You can't argue that the stock market has been accurately telling us since March 9th, 2009, that the US economy was going to rebound from the worst recession and the scariest economy since the 1929-1932 Depression.
Up until this time, the "market" has been pretty much driven by the rebound in corporate profits and the improvement in the economy. On Friday we got the employment report, and even though it was better than expected, the "market" retreated. It is interesting that also on Friday, the price of oil moved up - again - as the speculation and the Middle Eastern rebellions have impacted the news.

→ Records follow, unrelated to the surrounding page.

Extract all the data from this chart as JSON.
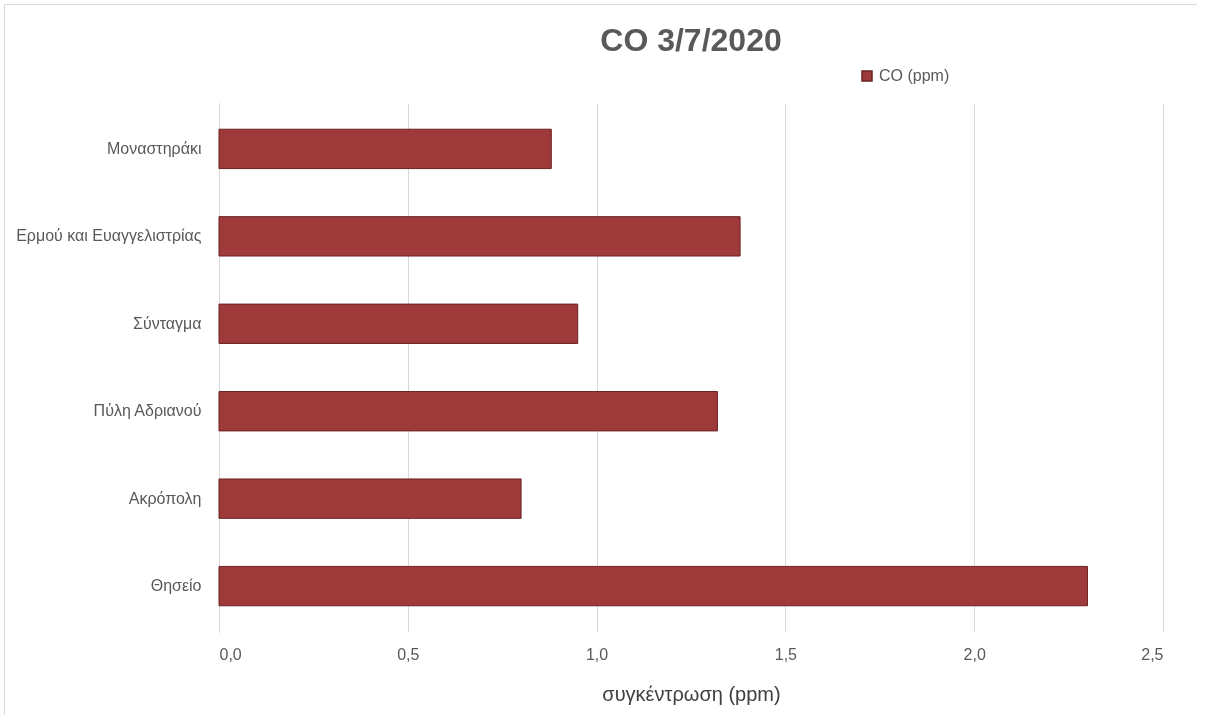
{
  "chart_data": {
    "type": "bar",
    "orientation": "horizontal",
    "title": "CO  3/7/2020",
    "xlabel": "συγκέντρωση (ppm)",
    "categories": [
      "Μοναστηράκι",
      "Ερμού και Ευαγγελιστρίας",
      "Σύνταγμα",
      "Πύλη Αδριανού",
      "Ακρόπολη",
      "Θησείο"
    ],
    "series": [
      {
        "name": "CO (ppm)",
        "color": "#9e3a3a",
        "values": [
          0.88,
          1.38,
          0.95,
          1.32,
          0.8,
          2.3
        ]
      }
    ],
    "xlim": [
      0,
      2.5
    ],
    "xticks": [
      {
        "value": 0,
        "label": "0,0"
      },
      {
        "value": 0.5,
        "label": "0,5"
      },
      {
        "value": 1,
        "label": "1,0"
      },
      {
        "value": 1.5,
        "label": "1,5"
      },
      {
        "value": 2,
        "label": "2,0"
      },
      {
        "value": 2.5,
        "label": "2,5"
      }
    ],
    "grid": "x",
    "legend": "top right"
  }
}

The price of oil hit a low of $35 a barrel in December 2008 as the stock market was collapsing, and then it moved back up trying to settle in around $90 a barrel as the supply and demand numbers were looking to be in balance. But starting in November of last year, the price of oil began a move upward that escalated sharply last week above $100 a barrel.
It is very interesting that for the first time, the relative strength of the S&P 500 (the market) has had a sharp drop "relative" to the price of oil. This suggests that for the first time since January 2010, the price of oil has to be considered a drag for the market.
So now, how do we relate the price of oil and the battles raging in the Middle East? We don't have a battle component to our asset allocation process. We also don't have a political, earthquake, flood, etc. component. In effect, we believe that Psychology, Monetary and Valuation measure the effect of such variables, but in a quantifiable manner. And today, this is what our model is telling us.
So, our message today is to shield yourself from the horrendous emotional pressures trying to drive you into the bomb shelter. We need a pause to refresh in the short-term, but trying to play these corrections is a fool's game when the long-term potential is so promising.